Friday, July 22, 2005

Fighting the Wrong War

Happy Friday.

The Roberts nomination is a foregone conclusion. There is little to say: it is a smart, Machiavellian choice that presents itself as a reasonable compromise putting a staunch "conservative pragmatist" on the Court thereby paving the way to put a staunch "conservative ideologue" on the Court when Rehnquist vacates.

There is other, perhaps more severe, news from Washington. Last week every Republican Senator voted against a Democratic amendment to allocate $1 billion for mass-transit security. During that same time period, the current administration spent a $1 billion in Iraq fighting a war that fails to combat terrorism (it promotes it), fails to advance our national interest (it weakens it), and fails to protect our citizenry (it increases the threat).
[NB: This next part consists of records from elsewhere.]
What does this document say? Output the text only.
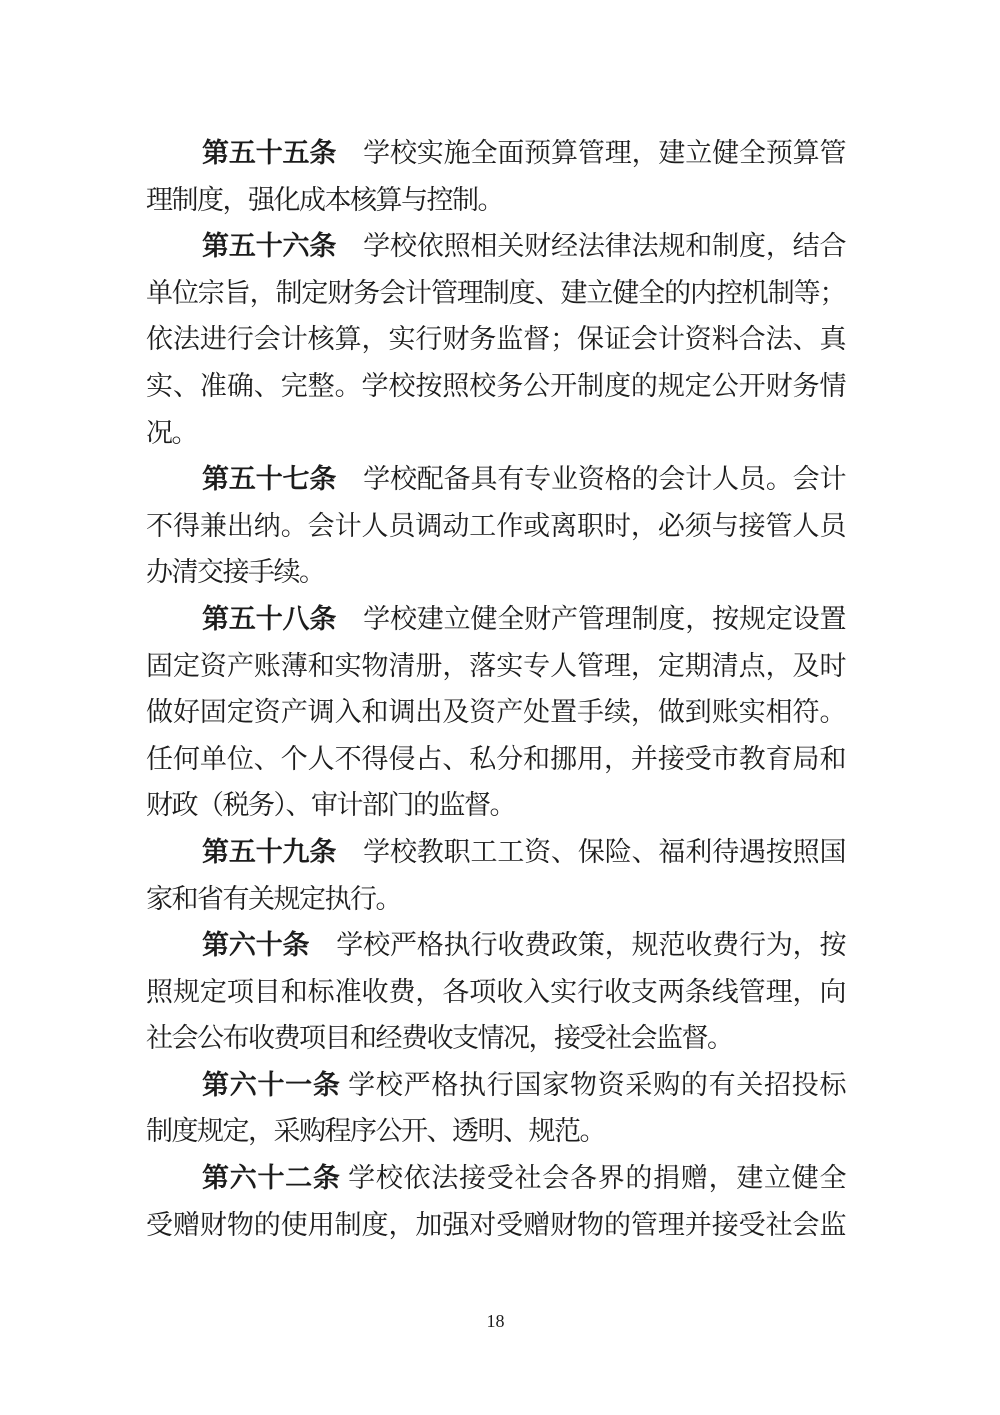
第五十五条　学校实施全面预算管理，建立健全预算管
理制度，强化成本核算与控制。
第五十六条　学校依照相关财经法律法规和制度，结合
单位宗旨，制定财务会计管理制度、建立健全的内控机制等；
依法进行会计核算，实行财务监督；保证会计资料合法、真
实、准确、完整。学校按照校务公开制度的规定公开财务情
况。
第五十七条　学校配备具有专业资格的会计人员。会计
不得兼出纳。会计人员调动工作或离职时，必须与接管人员
办清交接手续。
第五十八条　学校建立健全财产管理制度，按规定设置
固定资产账薄和实物清册，落实专人管理，定期清点，及时
做好固定资产调入和调出及资产处置手续，做到账实相符。
任何单位、个人不得侵占、私分和挪用，并接受市教育局和
财政（税务）、审计部门的监督。
第五十九条　学校教职工工资、保险、福利待遇按照国
家和省有关规定执行。
第六十条　学校严格执行收费政策，规范收费行为，按
照规定项目和标准收费，各项收入实行收支两条线管理，向
社会公布收费项目和经费收支情况，接受社会监督。
第六十一条 学校严格执行国家物资采购的有关招投标
制度规定，采购程序公开、透明、规范。
第六十二条 学校依法接受社会各界的捐赠，建立健全
受赠财物的使用制度，加强对受赠财物的管理并接受社会监
18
This rate of spending will total a trillion dollars by the time the troops are allowed to return home, in 2010 or 2012 (Rumsfield's estimate).

In Bush's Folly, the author imagines the impact of spending a trillion dollars fighting a real war on terrorism by: implementing security measures at home, developing technologies to escape reliance on foreign oil, purchasing "loose" nuclear weapons being sold on the black market, and campaigning to win the "ideas, hearts and minds, both within Islam and outside it." (Tony Blair's pragmatic, thoughtful reaction to the first London bombings.)
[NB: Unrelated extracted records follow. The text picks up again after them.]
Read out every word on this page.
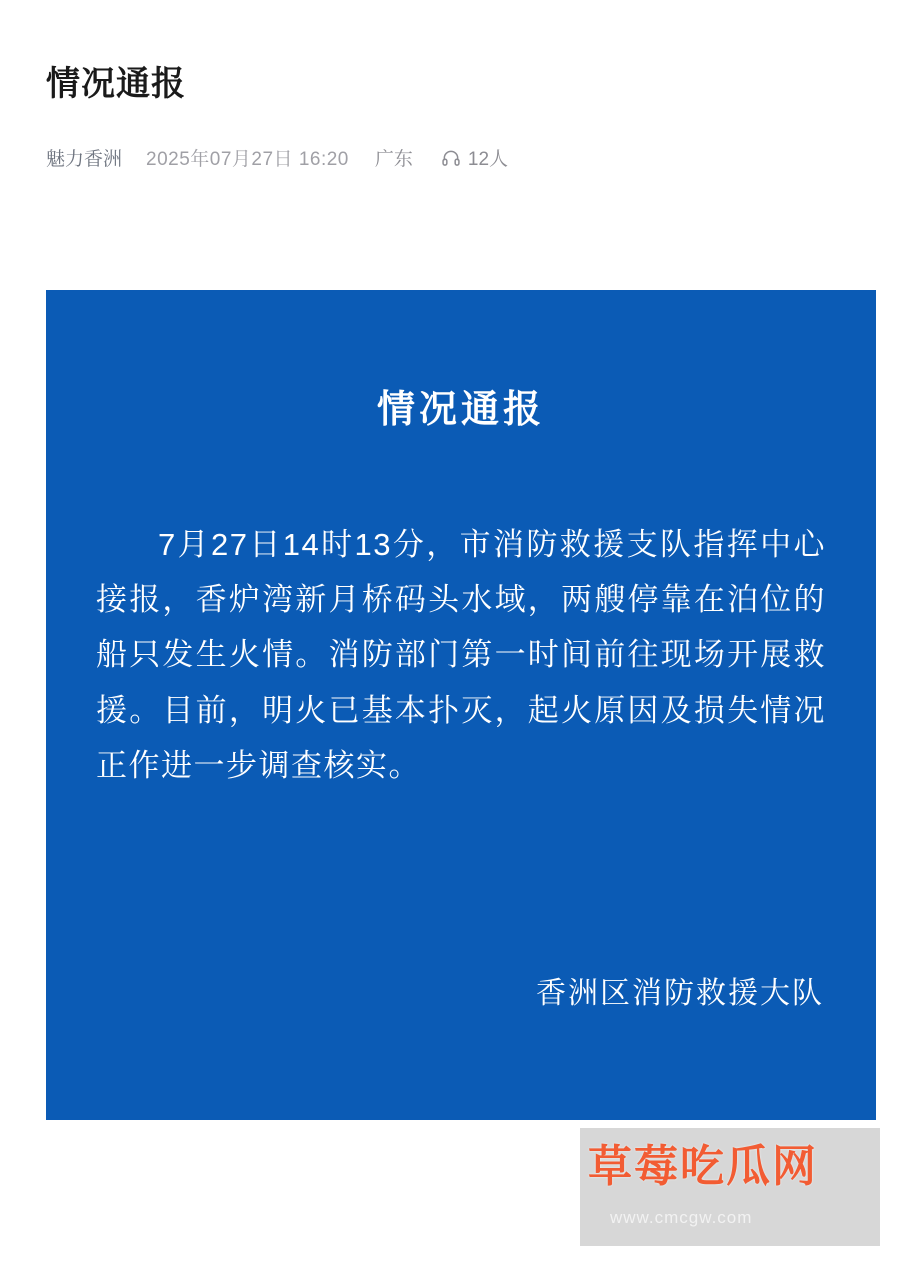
情况通报
魅力香洲 2025年07月27日 16:20 广东	12人
情况通报
7月27日14时13分，市消防救援支队指挥中心接报，香炉湾新月桥码头水域，两艘停靠在泊位的船只发生火情。消防部门第一时间前往现场开展救援。目前，明火已基本扑灭，起火原因及损失情况正作进一步调查核实。
香洲区消防救援大队
草莓吃瓜网
www.cmcgw.com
There is a forgotten war going on. Tens of thousands have died and many more will perish before it is "over," five to seven years from now. Unfortunately, it is the wrong war.

1 Comments:

Anonymous Anonymous said...

You have linked to an article requiring a subscription to Atlantic. Congrats! Advertisers your second week up. Well done.

One question regarding your post: you refer to the selection of Roberts as "Macchiavelian." Had Bush nominated an arch-conservative dogmatist, you'd have said the selection was "arrogant," reflective of an administration out-of-touch with the mainstream. Had he tabbed a conservative from a minority group or a woman, you'd have called the choice "cynical." W and his administration -- odious though they may be -- are republicans; they're gonna pick a conservative justice, at least in the sense the media and politicos define the term. Who do you want to see him pick? Judge Scheindlin?

Luckily, the Dems seem to be showing uncharacteristic grit and cajones, ever-so-slightly pushing Bush into a position where he expects a battle -- including all the ugly PR and untoward revelations of accosted interns, nannies paid-under the table, 28 year-old legal briefs showing radical disrespect for established legal precedent, not to mention Joe Biden's hair plugs on national TV -- if he picks a Scalia type.

All-in-all, Roberts may be about as good as we're gonna get.